Yesterday’s post covered the surge in net interstate migration to Queensland during the pandemic. The surge reflects:
a) departures from Queensland to other states falling a lot (by 16% in September quarter 2020 compared with September quarter 2019), which could be due to both a decline in job opportunities down south and Queenslanders believing it’s better to live in (practically) COVID-free Queensland during the pandemic, and
b) the number of people moving to Queensland (i.e. arrivals from interstate) only dropping 5% through-the-year to 30 September 2020 – i.e. while Queensland hasn’t seen a spike in arrivals from other states, interstate arrivals haven’t collapsed as much as they have in other states (i.e. -11% in NSW and -30% in Victoria).*
Combined, the changes in arrivals and departures meant net interstate migration to Queensland jumped over 30% in September quarter 2020 (relative to September quarter 2019) according to the latest ABS estimates.
Pete Faulkner from Conus Consulting made a great observation regarding the interstate migration data in a comment on my post on LinkedIn:
Big moves indeed, and it’s regional QLD that’s seeing the most significant change. Consider that over the course of the first three quarters of 2020 regional Queensland added 12,000 new residents. Compare that to an average for the same period from 2015 to 2019 of just 3,700.

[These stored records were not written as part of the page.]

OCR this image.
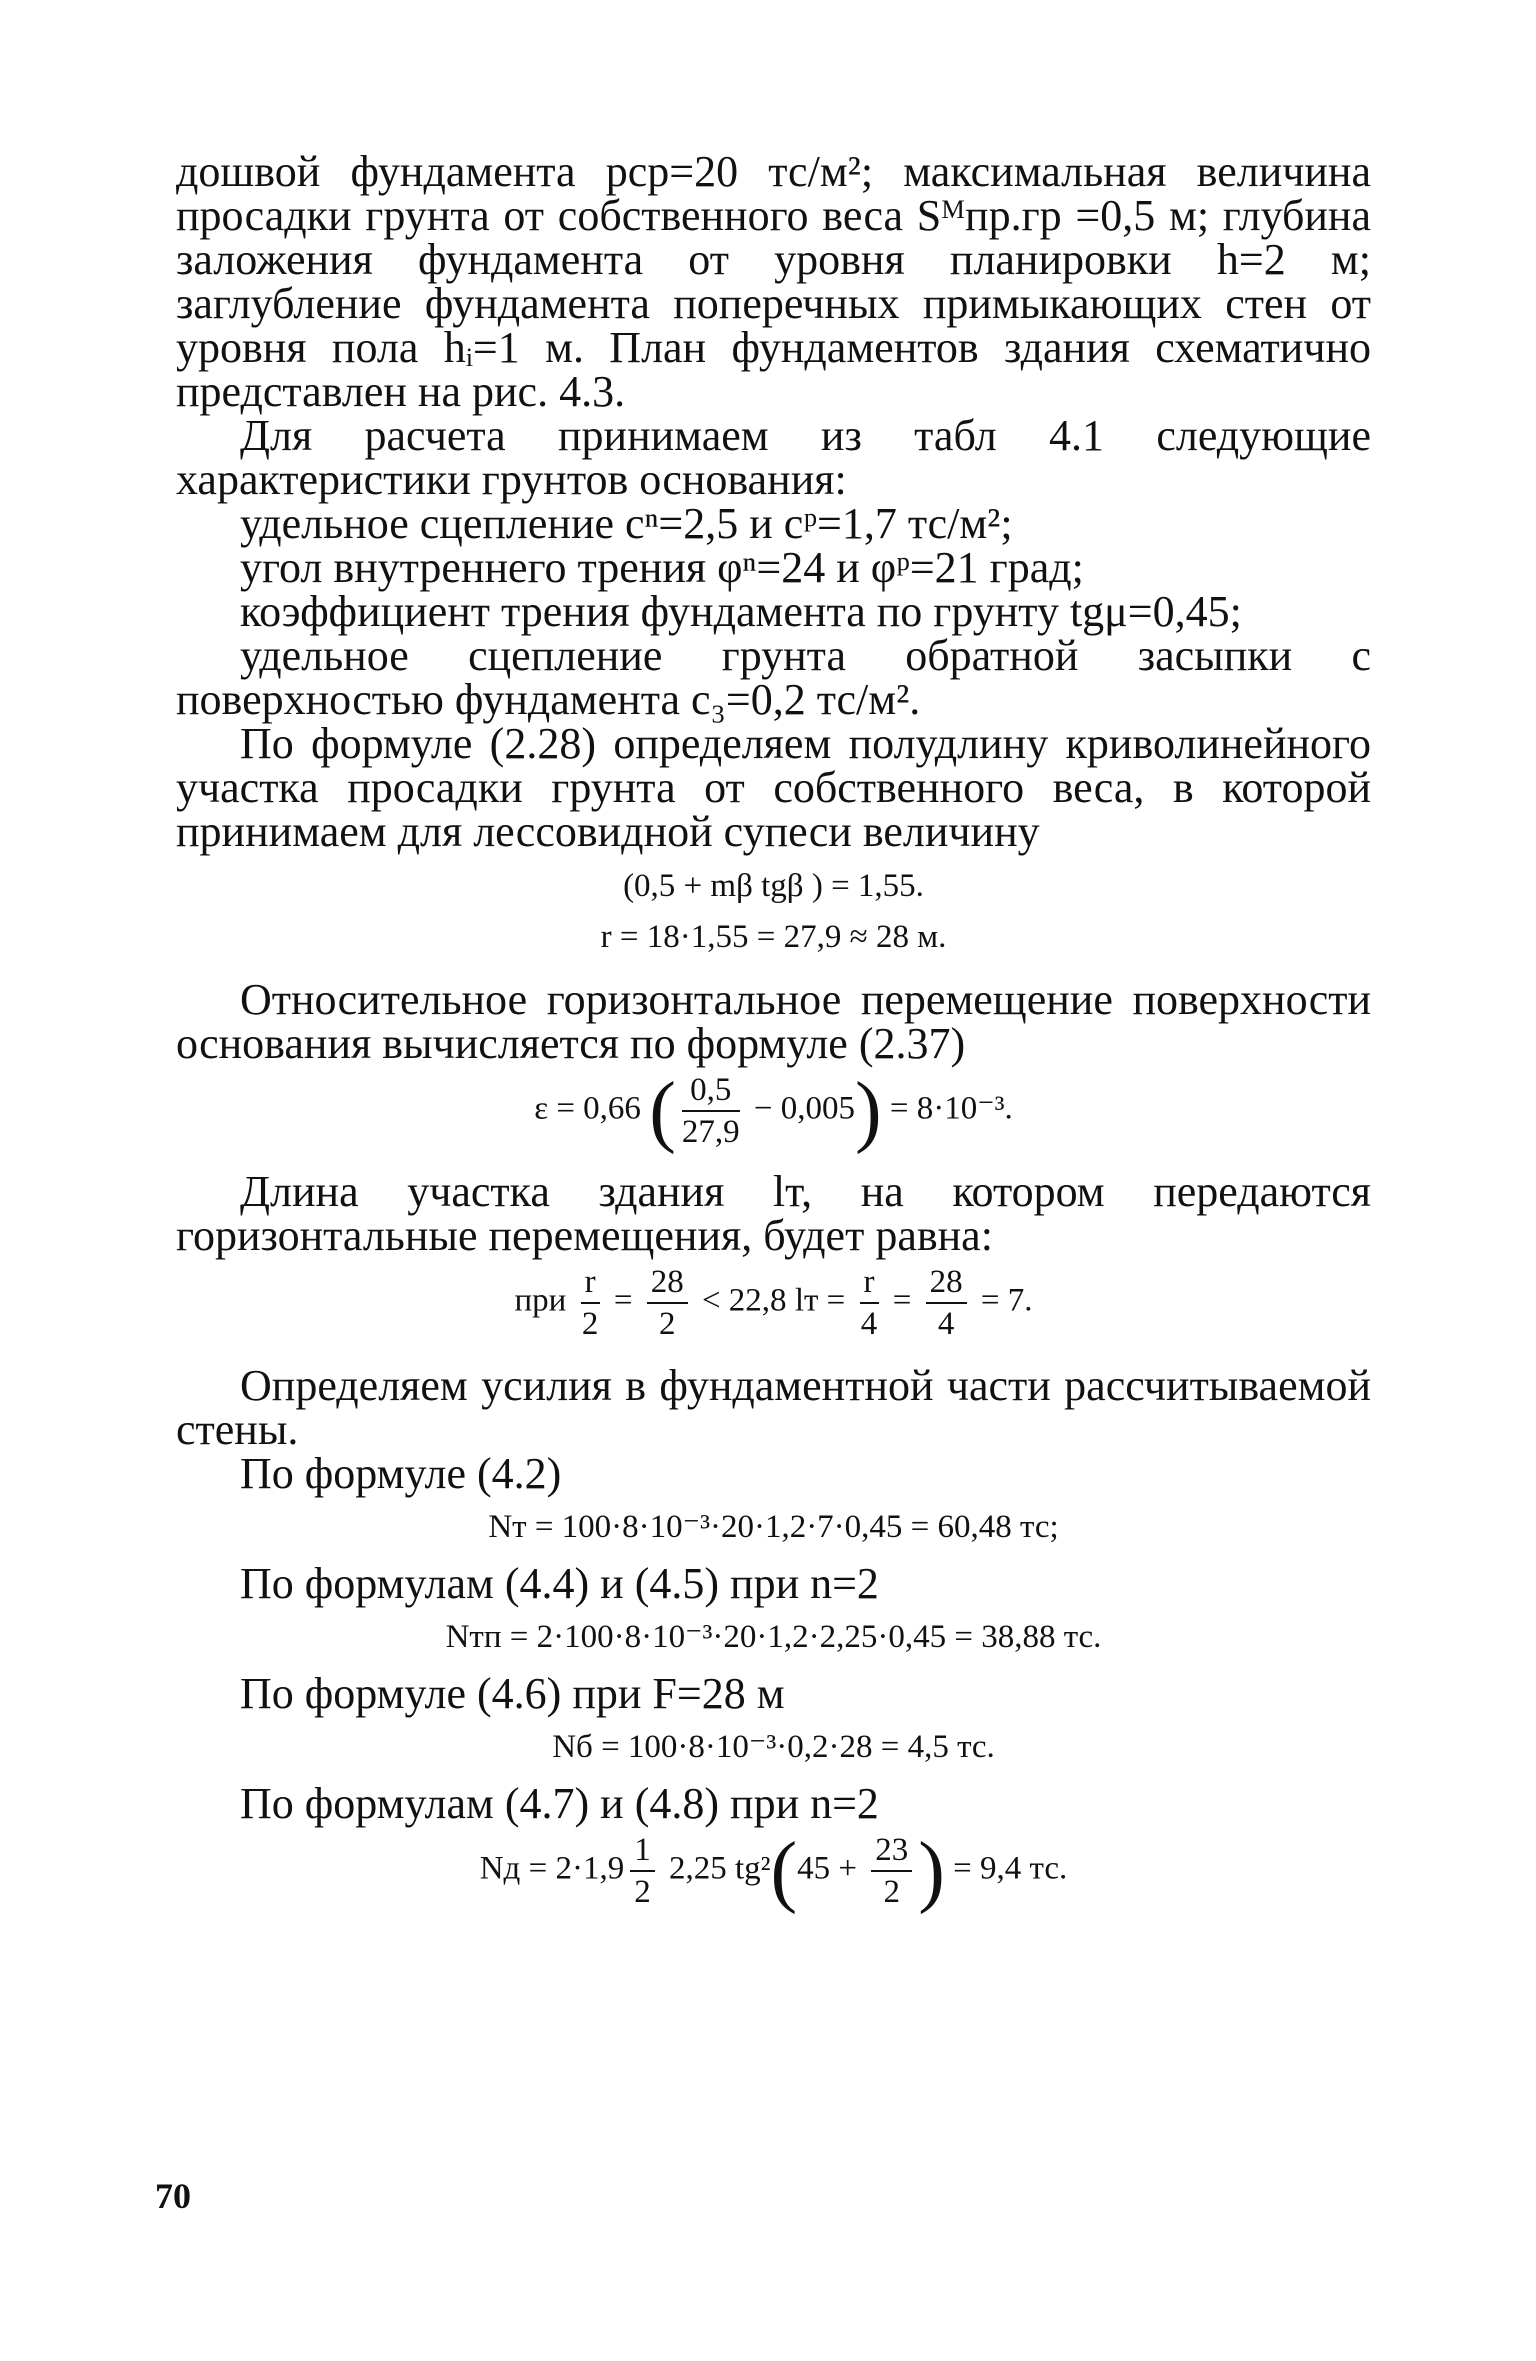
дошвой фундамента pср=20 тс/м²; максимальная величина просадки грунта от собственного веса Sᴹпр.гр =0,5 м; глубина заложения фундамента от уровня планировки h=2 м; заглубление фундамента поперечных примыкающих стен от уровня пола hᵢ=1 м. План фундаментов здания схематично представлен на рис. 4.3.

Для расчета принимаем из табл 4.1 следующие характеристики грунтов основания:

удельное сцепление cⁿ=2,5 и cᵖ=1,7 тс/м²;

угол внутреннего трения φⁿ=24 и φᵖ=21 град;

коэффициент трения фундамента по грунту tgμ=0,45;

удельное сцепление грунта обратной засыпки с поверхностью фундамента c₃=0,2 тс/м².

По формуле (2.28) определяем полудлину криволинейного участка просадки грунта от собственного веса, в которой принимаем для лессовидной супеси величину

(0,5 + mβ tgβ ) = 1,55.

r = 18·1,55 = 27,9 ≈ 28 м.

Относительное горизонтальное перемещение поверхности основания вычисляется по формуле (2.37)

ε = 0,66 ( $\frac{0,5}{27,9} - 0,005) = 8\cdot 10^{-3}$.

Длина участка здания lт, на котором передаются горизонтальные перемещения, будет равна:

при $\frac{r}{2} = \frac{28}{2} < 22,8$ lт = $\frac{r}{4} = \frac{28}{4} = 7$.

Определяем усилия в фундаментной части рассчитываемой стены.

По формуле (4.2)

Nт = 100·8·10⁻³·20·1,2·7·0,45 = 60,48 тс;

По формулам (4.4) и (4.5) при n=2

Nтп = 2·100·8·10⁻³·20·1,2·2,25·0,45 = 38,88 тс.

По формуле (4.6) при F=28 м

Nб = 100·8·10⁻³·0,2·28 = 4,5 тс.

По формулам (4.7) и (4.8) при n=2

Nд = $2\cdot 1,9 \frac{1}{2} 2,25$ $tg^2(45 + \frac{23}{2}$ ) = 9,4 тс.

70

Pete’s right about that. Check out how net internal migration (from across Australia) to regional Queensland (i.e. non-Greater Brisbane**) has jumped up to a level of around 4,000 people per quarter in 2020 compared with an average of 1,500 per quarter in 2019 and 2,600 in 2018 (see chart below). Over the first three quarters of 2020, net internal migration to regional Queensland, at an average of 4,000 per quarter, exceeded average net internal migration to Greater Brisbane of 2,800 per quarter.
As the chart makes clear, the increase in net internal migration to regional Queensland was due to pick ups in net internal migration from both Greater Brisbane (i.e. intrastate) and from outside Queensland (i.e. interstate), to roughly equal extents. In September quarter 2020, net intrastate migration to regional Queensland increased by 1,088 people from the level in September quarter 2019. Instead of losing over 1,300 people to Greater Brisbane as it did in September quarter 2019, regional Queensland only lost around 200 people in September quarter 2020. Net interstate migration to regional Queensland has usually been positive and increased by 1,151 people, from 3,098 people in September quarter 2019 to 4,249 people in September quarter 2020.
*In a comment on yesterday’s post, regular reader Glen noted that interstate arrivals to Queensland would have included many people who were previously FIFO’ing to Queensland (e.g. to work in mines) and who have been forced to relocate (i.e. to avoid regularly having to go into quarantine).
**Greater Brisbane includes the metropolitan area but does not include the Gold Coast or Sunshine Coast, which are hence part of regional Queensland or rest of Queensland as it’s labelled in the ABS data set.